Broadway in Black is one of Nate Jacobs' strongest revues, or maybe it's just me, since this music is my reason for living. Donald Frison outdoes himself with choreography that is more in the style of Broadway than the pop idiom he usually works in. LaTerry Butler does a superlative job leading his band from split-keyboard and piano. No bass player is listed in the program, although I can attest to the fact that James E. (Jay) Dodge II was in the pit on the first Sunday matinee performance. The others are Jamar Camp on associate keyboards and Donald "Snoopy" Watts on drums. There is no credit for the gorgeous costumes, but I am betting on regular WBTT costume designer Cristy Owen. The women all look fabulous and the men, unbelievably handsome in various formal outfits. The fabulous wigs are by Joyce Ward, and lighting design is by the always excellent Ryan E. Finzelber. WBTT regulars Annette Breazeale (property master) and Juanita Mumford (production stage manager) are at their regular places.
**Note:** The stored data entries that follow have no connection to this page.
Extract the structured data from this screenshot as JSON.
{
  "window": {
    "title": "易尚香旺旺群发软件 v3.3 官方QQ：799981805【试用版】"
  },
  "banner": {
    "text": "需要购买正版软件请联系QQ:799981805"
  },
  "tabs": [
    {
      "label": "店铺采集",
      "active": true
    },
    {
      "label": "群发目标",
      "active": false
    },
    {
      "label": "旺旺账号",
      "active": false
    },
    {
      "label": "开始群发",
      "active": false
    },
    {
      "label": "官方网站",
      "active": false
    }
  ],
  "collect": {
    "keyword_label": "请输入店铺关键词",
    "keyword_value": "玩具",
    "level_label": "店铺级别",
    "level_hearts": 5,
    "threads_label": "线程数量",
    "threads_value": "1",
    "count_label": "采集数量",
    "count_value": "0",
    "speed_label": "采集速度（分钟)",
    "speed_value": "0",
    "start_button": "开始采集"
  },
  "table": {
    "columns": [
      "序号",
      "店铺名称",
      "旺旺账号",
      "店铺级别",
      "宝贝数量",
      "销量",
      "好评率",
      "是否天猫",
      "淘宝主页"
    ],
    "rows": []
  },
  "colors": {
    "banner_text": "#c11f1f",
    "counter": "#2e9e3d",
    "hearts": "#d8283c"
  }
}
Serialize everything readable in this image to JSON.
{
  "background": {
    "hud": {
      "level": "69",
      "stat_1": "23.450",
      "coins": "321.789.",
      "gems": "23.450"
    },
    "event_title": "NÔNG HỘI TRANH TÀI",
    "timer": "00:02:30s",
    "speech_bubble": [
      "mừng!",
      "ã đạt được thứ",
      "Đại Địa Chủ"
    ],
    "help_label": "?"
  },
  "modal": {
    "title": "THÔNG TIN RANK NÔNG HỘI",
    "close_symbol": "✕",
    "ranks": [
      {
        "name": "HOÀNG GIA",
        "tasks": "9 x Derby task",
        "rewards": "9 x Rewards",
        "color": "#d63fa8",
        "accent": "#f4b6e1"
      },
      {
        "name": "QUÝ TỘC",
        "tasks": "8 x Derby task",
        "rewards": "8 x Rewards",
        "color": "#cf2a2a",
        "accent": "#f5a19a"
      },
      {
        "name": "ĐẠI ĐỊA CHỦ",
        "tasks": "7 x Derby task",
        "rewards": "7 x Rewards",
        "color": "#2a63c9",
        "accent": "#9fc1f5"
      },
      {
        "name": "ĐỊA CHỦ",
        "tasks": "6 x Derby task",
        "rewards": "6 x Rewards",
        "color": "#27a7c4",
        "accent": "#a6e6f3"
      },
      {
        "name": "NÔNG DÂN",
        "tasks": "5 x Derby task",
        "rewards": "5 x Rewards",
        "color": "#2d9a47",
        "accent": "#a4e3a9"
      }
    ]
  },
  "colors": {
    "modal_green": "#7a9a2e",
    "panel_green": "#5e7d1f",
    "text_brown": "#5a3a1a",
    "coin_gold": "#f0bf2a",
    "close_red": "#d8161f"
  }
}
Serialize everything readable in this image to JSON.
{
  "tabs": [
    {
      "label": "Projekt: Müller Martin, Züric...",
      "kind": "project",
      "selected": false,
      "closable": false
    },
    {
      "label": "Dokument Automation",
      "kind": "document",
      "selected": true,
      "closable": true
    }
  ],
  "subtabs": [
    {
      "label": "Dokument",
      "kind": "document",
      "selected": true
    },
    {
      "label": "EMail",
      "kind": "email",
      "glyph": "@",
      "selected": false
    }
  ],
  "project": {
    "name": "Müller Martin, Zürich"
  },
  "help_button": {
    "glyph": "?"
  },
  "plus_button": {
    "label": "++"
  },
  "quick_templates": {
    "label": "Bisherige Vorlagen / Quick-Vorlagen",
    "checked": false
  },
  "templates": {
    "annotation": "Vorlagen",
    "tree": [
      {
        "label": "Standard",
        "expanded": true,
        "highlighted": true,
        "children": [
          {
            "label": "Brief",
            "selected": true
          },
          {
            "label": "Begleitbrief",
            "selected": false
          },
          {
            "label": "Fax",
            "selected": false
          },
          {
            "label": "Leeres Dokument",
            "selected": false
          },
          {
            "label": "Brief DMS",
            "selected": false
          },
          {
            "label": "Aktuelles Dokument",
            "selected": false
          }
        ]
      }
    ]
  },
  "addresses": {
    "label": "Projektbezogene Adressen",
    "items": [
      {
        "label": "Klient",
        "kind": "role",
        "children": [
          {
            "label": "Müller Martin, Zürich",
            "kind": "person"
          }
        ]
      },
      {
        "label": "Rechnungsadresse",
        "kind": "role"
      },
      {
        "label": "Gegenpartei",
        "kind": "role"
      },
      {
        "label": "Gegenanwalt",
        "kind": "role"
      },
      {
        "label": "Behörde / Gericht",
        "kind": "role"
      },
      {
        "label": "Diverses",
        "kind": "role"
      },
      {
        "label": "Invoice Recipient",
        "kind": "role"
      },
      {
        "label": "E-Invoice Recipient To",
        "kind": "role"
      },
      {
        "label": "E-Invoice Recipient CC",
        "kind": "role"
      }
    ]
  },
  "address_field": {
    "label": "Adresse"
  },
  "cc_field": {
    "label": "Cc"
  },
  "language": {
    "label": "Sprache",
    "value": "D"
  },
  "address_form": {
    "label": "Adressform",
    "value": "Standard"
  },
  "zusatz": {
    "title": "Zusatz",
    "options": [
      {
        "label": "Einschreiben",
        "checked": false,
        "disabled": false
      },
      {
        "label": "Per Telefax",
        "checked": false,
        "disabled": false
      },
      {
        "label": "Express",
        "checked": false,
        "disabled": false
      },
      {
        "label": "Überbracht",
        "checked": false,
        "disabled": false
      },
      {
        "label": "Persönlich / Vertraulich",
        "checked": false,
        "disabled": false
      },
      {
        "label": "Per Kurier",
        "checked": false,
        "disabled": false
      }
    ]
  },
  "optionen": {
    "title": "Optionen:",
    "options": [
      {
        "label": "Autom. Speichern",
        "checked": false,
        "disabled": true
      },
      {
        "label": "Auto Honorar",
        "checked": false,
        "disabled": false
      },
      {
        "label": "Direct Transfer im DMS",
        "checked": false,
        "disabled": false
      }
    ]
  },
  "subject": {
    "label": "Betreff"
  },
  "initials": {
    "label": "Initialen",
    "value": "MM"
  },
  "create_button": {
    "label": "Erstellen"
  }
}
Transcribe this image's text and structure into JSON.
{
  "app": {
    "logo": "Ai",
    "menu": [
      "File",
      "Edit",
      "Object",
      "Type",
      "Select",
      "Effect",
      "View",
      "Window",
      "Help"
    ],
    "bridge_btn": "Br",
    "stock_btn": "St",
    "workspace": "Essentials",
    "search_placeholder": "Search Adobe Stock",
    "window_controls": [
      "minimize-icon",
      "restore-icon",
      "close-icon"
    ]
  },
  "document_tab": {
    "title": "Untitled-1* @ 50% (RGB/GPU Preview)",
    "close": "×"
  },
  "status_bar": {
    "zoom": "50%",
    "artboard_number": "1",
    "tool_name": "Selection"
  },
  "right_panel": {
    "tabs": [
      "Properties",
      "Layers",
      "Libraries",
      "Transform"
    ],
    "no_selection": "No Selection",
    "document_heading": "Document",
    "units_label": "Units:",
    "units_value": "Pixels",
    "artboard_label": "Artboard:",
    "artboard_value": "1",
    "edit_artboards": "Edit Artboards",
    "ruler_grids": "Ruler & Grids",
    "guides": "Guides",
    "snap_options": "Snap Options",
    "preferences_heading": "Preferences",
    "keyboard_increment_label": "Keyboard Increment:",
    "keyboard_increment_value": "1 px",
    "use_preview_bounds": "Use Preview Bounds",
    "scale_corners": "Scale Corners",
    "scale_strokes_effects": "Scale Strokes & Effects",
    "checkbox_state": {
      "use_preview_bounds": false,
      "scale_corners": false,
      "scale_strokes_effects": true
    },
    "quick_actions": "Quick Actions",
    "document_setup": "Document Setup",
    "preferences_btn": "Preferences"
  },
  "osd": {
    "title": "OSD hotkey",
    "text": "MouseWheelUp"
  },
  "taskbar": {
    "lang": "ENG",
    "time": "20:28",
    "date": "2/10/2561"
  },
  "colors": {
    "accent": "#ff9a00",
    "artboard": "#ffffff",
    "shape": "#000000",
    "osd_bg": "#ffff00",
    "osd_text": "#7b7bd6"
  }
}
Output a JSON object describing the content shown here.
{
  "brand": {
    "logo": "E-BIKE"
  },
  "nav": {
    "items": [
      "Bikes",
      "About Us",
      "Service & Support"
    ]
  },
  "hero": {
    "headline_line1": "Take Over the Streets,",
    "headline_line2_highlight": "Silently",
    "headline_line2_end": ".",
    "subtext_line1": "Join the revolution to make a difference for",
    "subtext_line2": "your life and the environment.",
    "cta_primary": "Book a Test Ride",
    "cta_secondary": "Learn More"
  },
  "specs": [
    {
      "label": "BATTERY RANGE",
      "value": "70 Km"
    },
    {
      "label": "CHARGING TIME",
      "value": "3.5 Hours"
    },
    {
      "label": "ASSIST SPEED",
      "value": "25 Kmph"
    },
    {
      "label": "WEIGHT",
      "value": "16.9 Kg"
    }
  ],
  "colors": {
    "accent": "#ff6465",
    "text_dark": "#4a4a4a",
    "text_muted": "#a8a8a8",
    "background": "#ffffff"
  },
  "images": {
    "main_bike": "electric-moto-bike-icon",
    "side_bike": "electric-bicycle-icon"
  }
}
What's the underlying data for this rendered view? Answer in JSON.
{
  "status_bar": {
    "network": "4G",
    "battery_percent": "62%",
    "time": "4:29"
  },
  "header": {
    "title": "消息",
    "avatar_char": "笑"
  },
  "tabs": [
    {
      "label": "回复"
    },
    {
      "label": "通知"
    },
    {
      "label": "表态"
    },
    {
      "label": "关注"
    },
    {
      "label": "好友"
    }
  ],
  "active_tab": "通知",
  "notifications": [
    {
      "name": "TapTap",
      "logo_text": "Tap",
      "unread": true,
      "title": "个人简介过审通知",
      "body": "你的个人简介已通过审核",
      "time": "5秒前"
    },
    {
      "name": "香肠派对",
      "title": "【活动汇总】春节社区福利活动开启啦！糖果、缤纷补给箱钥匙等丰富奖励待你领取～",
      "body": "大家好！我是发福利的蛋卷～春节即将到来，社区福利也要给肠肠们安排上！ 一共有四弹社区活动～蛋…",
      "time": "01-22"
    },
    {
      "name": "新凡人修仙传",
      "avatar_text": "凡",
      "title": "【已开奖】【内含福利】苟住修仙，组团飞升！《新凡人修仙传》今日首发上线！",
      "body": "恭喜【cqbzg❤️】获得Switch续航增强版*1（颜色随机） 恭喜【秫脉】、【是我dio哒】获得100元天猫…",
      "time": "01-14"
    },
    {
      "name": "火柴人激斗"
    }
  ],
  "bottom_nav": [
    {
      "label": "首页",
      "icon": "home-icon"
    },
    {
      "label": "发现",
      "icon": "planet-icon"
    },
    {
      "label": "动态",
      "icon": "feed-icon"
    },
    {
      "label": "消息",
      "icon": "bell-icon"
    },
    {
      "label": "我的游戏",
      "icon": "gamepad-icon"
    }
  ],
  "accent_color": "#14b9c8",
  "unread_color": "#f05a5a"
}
Broadway in Black is my favorite WBTT revue, ever. Sometimes it is hard to notice, but a little bit at a time costumes get a little richer, wigs improve, dancing gets more varied and suddenly I notice that the whole level of production, which at WBTT is always high, has gotten just a little more something. For anyone who has never experienced this company, winter residents are long gone and seats, which sometimes can be scarce, are available. Don't miss this joyful summer outing. If the fates are kind, I will get a chance to sneak in for a second peak.